Only a few yards now separate us
from the enemy before us,
inhuman, disgusting,
only a shadow of a person,
a demonic-army raving violently,
yet waiting until the battle begins
in this terrifying ceremony of patience.

And yet we are side by side,
knowing that the presence
of each of us supports the others,
and we give each other courage.
And the cries of encouragement behind us,
too, give us strength,
though our whole being trembles.
And we know, too, that our courage
gives strength to those in fear behind us.

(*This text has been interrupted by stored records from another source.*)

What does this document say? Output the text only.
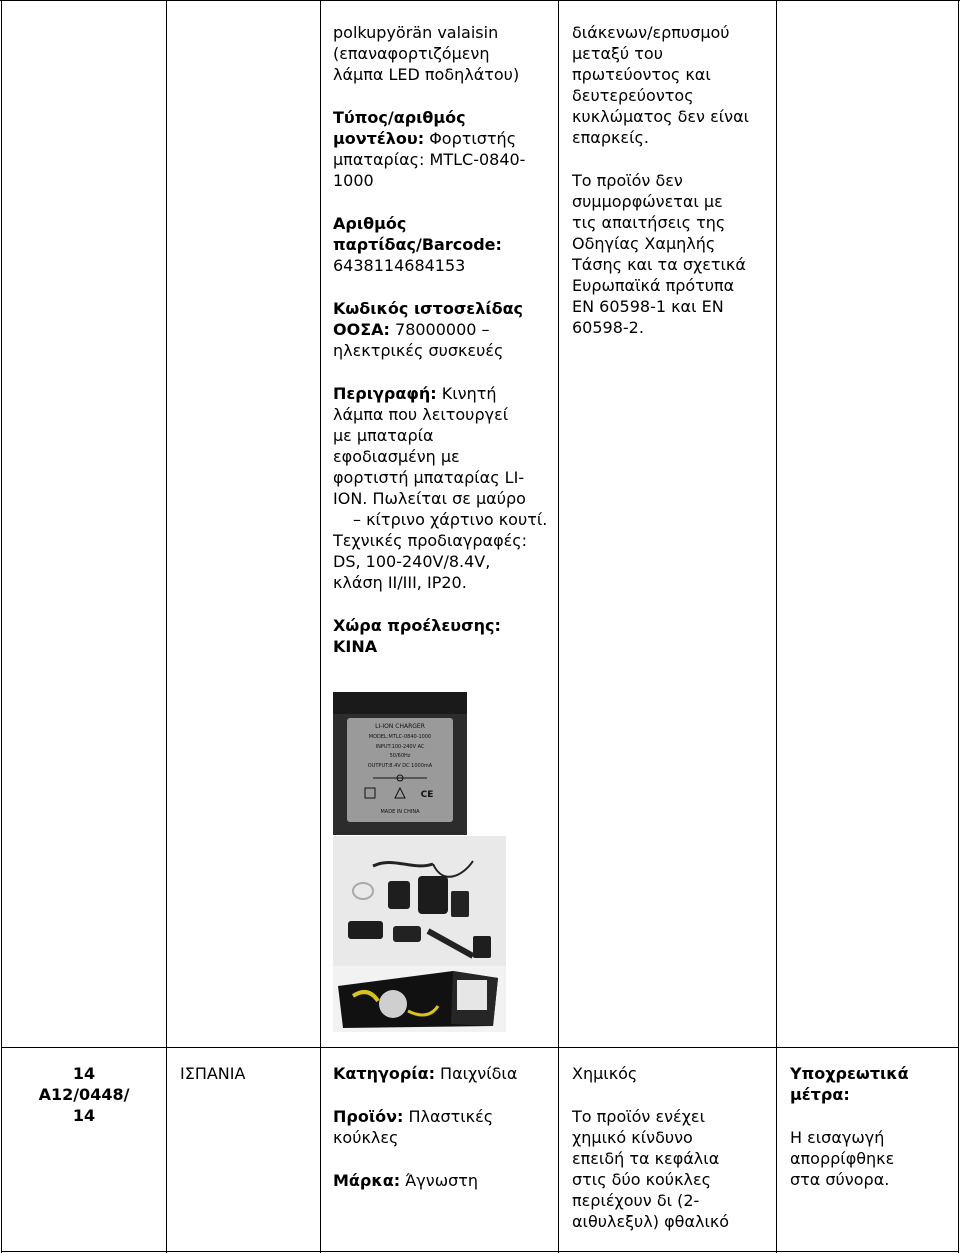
polkupyörän valaisin
(επαναφορτιζόμενη
λάμπα LED ποδηλάτου)

Τύπος/αριθμός
μοντέλου: Φορτιστής
μπαταρίας: MTLC-0840-
1000

Αριθμός
παρτίδας/Barcode:
6438114684153

Κωδικός ιστοσελίδας
ΟΟΣΑ: 78000000 –
ηλεκτρικές συσκευές

Περιγραφή: Κινητή
λάμπα που λειτουργεί
με μπαταρία
εφοδιασμένη με
φορτιστή μπαταρίας LI-
ION. Πωλείται σε μαύρο
– κίτρινο χάρτινο κουτί.
Τεχνικές προδιαγραφές:
DS, 100-240V/8.4V,
κλάση ΙΙ/ΙΙΙ, IP20.

Χώρα προέλευσης:
ΚΙΝΑ

LI-ION CHARGER
MODEL:MTLC-0840-1000
INPUT:100-240V AC
50/60Hz
OUTPUT:8.4V DC 1000mA
CE
MADE IN CHINA

διάκενων/ερπυσμού
μεταξύ του
πρωτεύοντος και
δευτερεύοντος
κυκλώματος δεν είναι
επαρκείς.

Το προϊόν δεν
συμμορφώνεται με
τις απαιτήσεις της
Οδηγίας Χαμηλής
Τάσης και τα σχετικά
Ευρωπαϊκά πρότυπα
EN 60598-1 και EN
60598-2.

14
A12/0448/
14
ΙΣΠΑΝΙΑ	Κατηγορία: Παιχνίδια

Προϊόν: Πλαστικές
κούκλες

Μάρκα: Άγνωστη

Χημικός

Το προϊόν ενέχει
χημικό κίνδυνο
επειδή τα κεφάλια
στις δύο κούκλες
περιέχουν δι (2-
αιθυλεξυλ) φθαλικό

Υποχρεωτικά
μέτρα:

Η εισαγωγή
απορρίφθηκε
στα σύνορα.
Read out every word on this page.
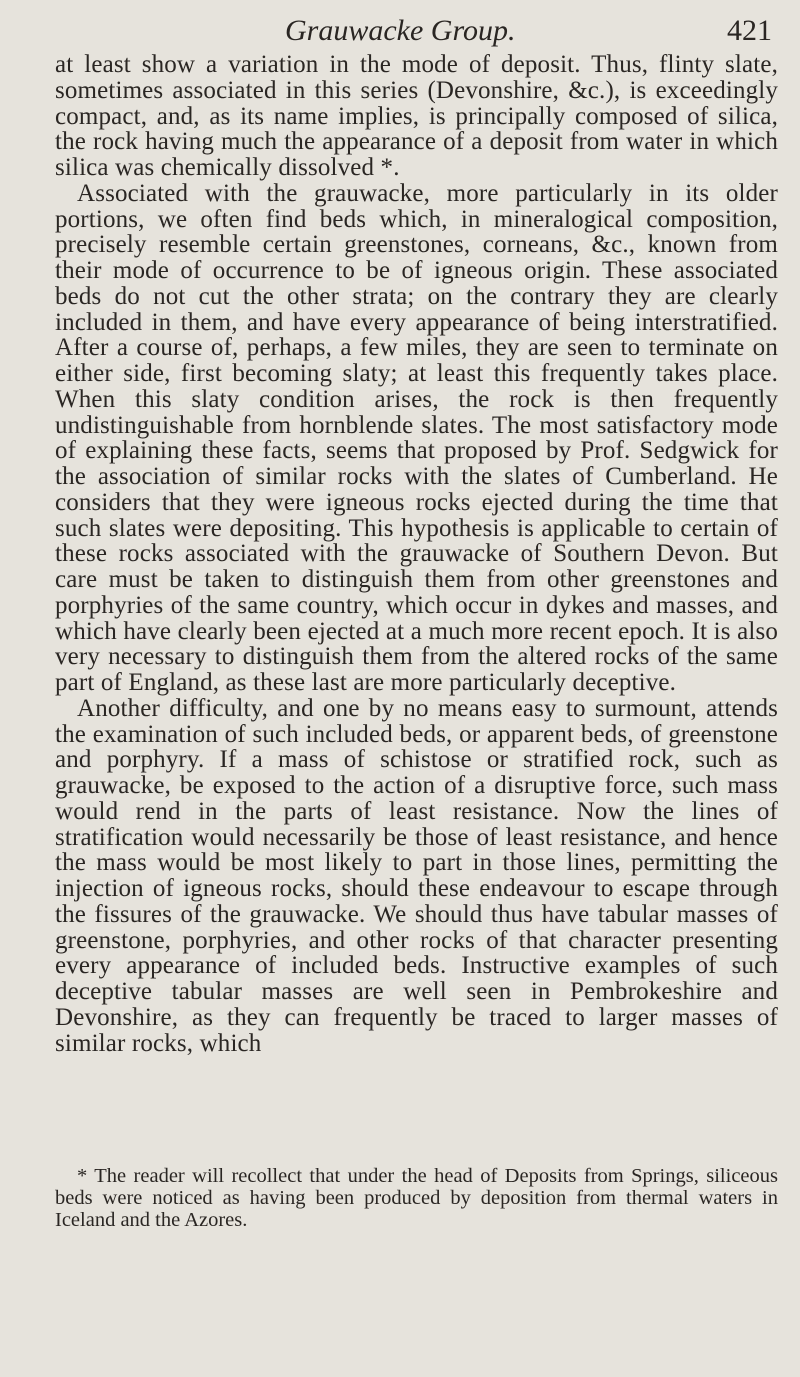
Grauwacke Group.	421

at least show a variation in the mode of deposit. Thus, flinty slate, sometimes associated in this series (Devonshire, &c.), is exceedingly compact, and, as its name implies, is principally composed of silica, the rock having much the appearance of a deposit from water in which silica was chemically dissolved *.

Associated with the grauwacke, more particularly in its older portions, we often find beds which, in mineralogical composition, precisely resemble certain greenstones, corneans, &c., known from their mode of occurrence to be of igneous origin. These associated beds do not cut the other strata; on the contrary they are clearly included in them, and have every appearance of being interstratified. After a course of, perhaps, a few miles, they are seen to terminate on either side, first becoming slaty; at least this frequently takes place. When this slaty condition arises, the rock is then frequently undistinguishable from hornblende slates. The most satisfactory mode of explaining these facts, seems that proposed by Prof. Sedgwick for the association of similar rocks with the slates of Cumberland. He considers that they were igneous rocks ejected during the time that such slates were depositing. This hypothesis is applicable to certain of these rocks associated with the grauwacke of Southern Devon. But care must be taken to distinguish them from other greenstones and porphyries of the same country, which occur in dykes and masses, and which have clearly been ejected at a much more recent epoch. It is also very necessary to distinguish them from the altered rocks of the same part of England, as these last are more particularly deceptive.

Another difficulty, and one by no means easy to surmount, attends the examination of such included beds, or apparent beds, of greenstone and porphyry. If a mass of schistose or stratified rock, such as grauwacke, be exposed to the action of a disruptive force, such mass would rend in the parts of least resistance. Now the lines of stratification would necessarily be those of least resistance, and hence the mass would be most likely to part in those lines, permitting the injection of igneous rocks, should these endeavour to escape through the fissures of the grauwacke. We should thus have tabular masses of greenstone, porphyries, and other rocks of that character presenting every appearance of included beds. Instructive examples of such deceptive tabular masses are well seen in Pembrokeshire and Devonshire, as they can frequently be traced to larger masses of similar rocks, which

* The reader will recollect that under the head of Deposits from Springs, siliceous beds were noticed as having been produced by deposition from thermal waters in Iceland and the Azores.
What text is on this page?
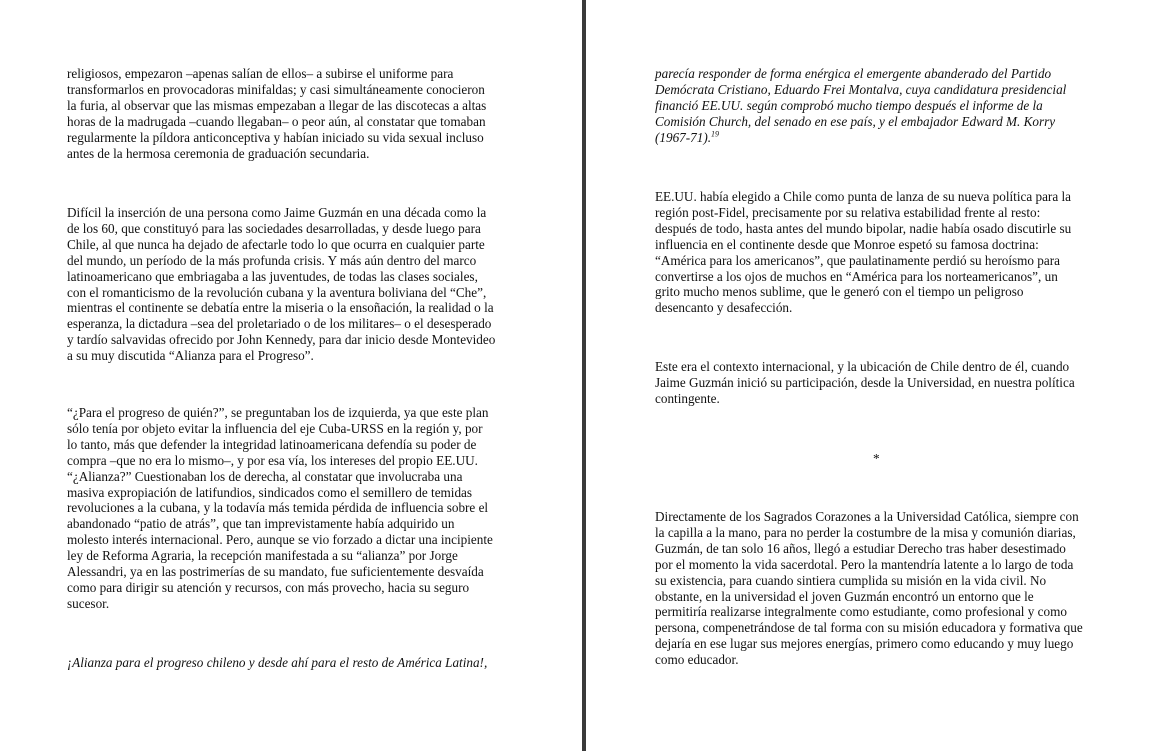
religiosos, empezaron –apenas salían de ellos– a subirse el uniforme para
transformarlos en provocadoras minifaldas; y casi simultáneamente conocieron
la furia, al observar que las mismas empezaban a llegar de las discotecas a altas
horas de la madrugada –cuando llegaban– o peor aún, al constatar que tomaban
regularmente la píldora anticonceptiva y habían iniciado su vida sexual incluso
antes de la hermosa ceremonia de graduación secundaria.

Difícil la inserción de una persona como Jaime Guzmán en una década como la
de los 60, que constituyó para las sociedades desarrolladas, y desde luego para
Chile, al que nunca ha dejado de afectarle todo lo que ocurra en cualquier parte
del mundo, un período de la más profunda crisis. Y más aún dentro del marco
latinoamericano que embriagaba a las juventudes, de todas las clases sociales,
con el romanticismo de la revolución cubana y la aventura boliviana del “Che”,
mientras el continente se debatía entre la miseria o la ensoñación, la realidad o la
esperanza, la dictadura –sea del proletariado o de los militares– o el desesperado
y tardío salvavidas ofrecido por John Kennedy, para dar inicio desde Montevideo
a su muy discutida “Alianza para el Progreso”.

“¿Para el progreso de quién?”, se preguntaban los de izquierda, ya que este plan
sólo tenía por objeto evitar la influencia del eje Cuba-URSS en la región y, por
lo tanto, más que defender la integridad latinoamericana defendía su poder de
compra –que no era lo mismo–, y por esa vía, los intereses del propio EE.UU.
“¿Alianza?” Cuestionaban los de derecha, al constatar que involucraba una
masiva expropiación de latifundios, sindicados como el semillero de temidas
revoluciones a la cubana, y la todavía más temida pérdida de influencia sobre el
abandonado “patio de atrás”, que tan imprevistamente había adquirido un
molesto interés internacional. Pero, aunque se vio forzado a dictar una incipiente
ley de Reforma Agraria, la recepción manifestada a su “alianza” por Jorge
Alessandri, ya en las postrimerías de su mandato, fue suficientemente desvaída
como para dirigir su atención y recursos, con más provecho, hacia su seguro
sucesor.

¡Alianza para el progreso chileno y desde ahí para el resto de América Latina!,

parecía responder de forma enérgica el emergente abanderado del Partido
Demócrata Cristiano, Eduardo Frei Montalva, cuya candidatura presidencial
financió EE.UU. según comprobó mucho tiempo después el informe de la
Comisión Church, del senado en ese país, y el embajador Edward M. Korry
(1967-71).$^{19}$

EE.UU. había elegido a Chile como punta de lanza de su nueva política para la
región post-Fidel, precisamente por su relativa estabilidad frente al resto:
después de todo, hasta antes del mundo bipolar, nadie había osado discutirle su
influencia en el continente desde que Monroe espetó su famosa doctrina:
“América para los americanos”, que paulatinamente perdió su heroísmo para
convertirse a los ojos de muchos en “América para los norteamericanos”, un
grito mucho menos sublime, que le generó con el tiempo un peligroso
desencanto y desafección.

Este era el contexto internacional, y la ubicación de Chile dentro de él, cuando
Jaime Guzmán inició su participación, desde la Universidad, en nuestra política
contingente.

*

Directamente de los Sagrados Corazones a la Universidad Católica, siempre con
la capilla a la mano, para no perder la costumbre de la misa y comunión diarias,
Guzmán, de tan solo 16 años, llegó a estudiar Derecho tras haber desestimado
por el momento la vida sacerdotal. Pero la mantendría latente a lo largo de toda
su existencia, para cuando sintiera cumplida su misión en la vida civil. No
obstante, en la universidad el joven Guzmán encontró un entorno que le
permitiría realizarse integralmente como estudiante, como profesional y como
persona, compenetrándose de tal forma con su misión educadora y formativa que
dejaría en ese lugar sus mejores energías, primero como educando y muy luego
como educador.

What can give strength in a place like this?
Ah…only awareness, awareness of the other,
of their need, their hope, their desire,
and, more, awareness of the love that sustains.
Thus, as being shakes with fear
of battle, pain, and death,
I find a source of life welling up within:
No greater love has anyone than this,
to lay down his life for his friends.

And I can lay down my life
only because I have been loved,
have received life from those,
so beautiful, for whom I give myself.
There is a deeper meeting-place,
here, than good and evil;
yes, a deeper meeting even
that the heart of one human with another,
or of the community bound together.

Yes, eyes turn heavenward,
and the heart cries out in trust.
Sword and shield in hand,
I am simply a little child!
And here alone is my strength.
Here, indeed, is a deeper hope and joy,
carrying me—carrying us—
through everything,
sheltered always, if unseen,
by you.

Life has come from you, Father,
and at every moment
it is sustained by your love.
And thus it is poured out freely,
until at last it returns to you,
given as a eucharist
in the likeness of your beloved Son,
and united, in him,
to all of those for whom I have lived.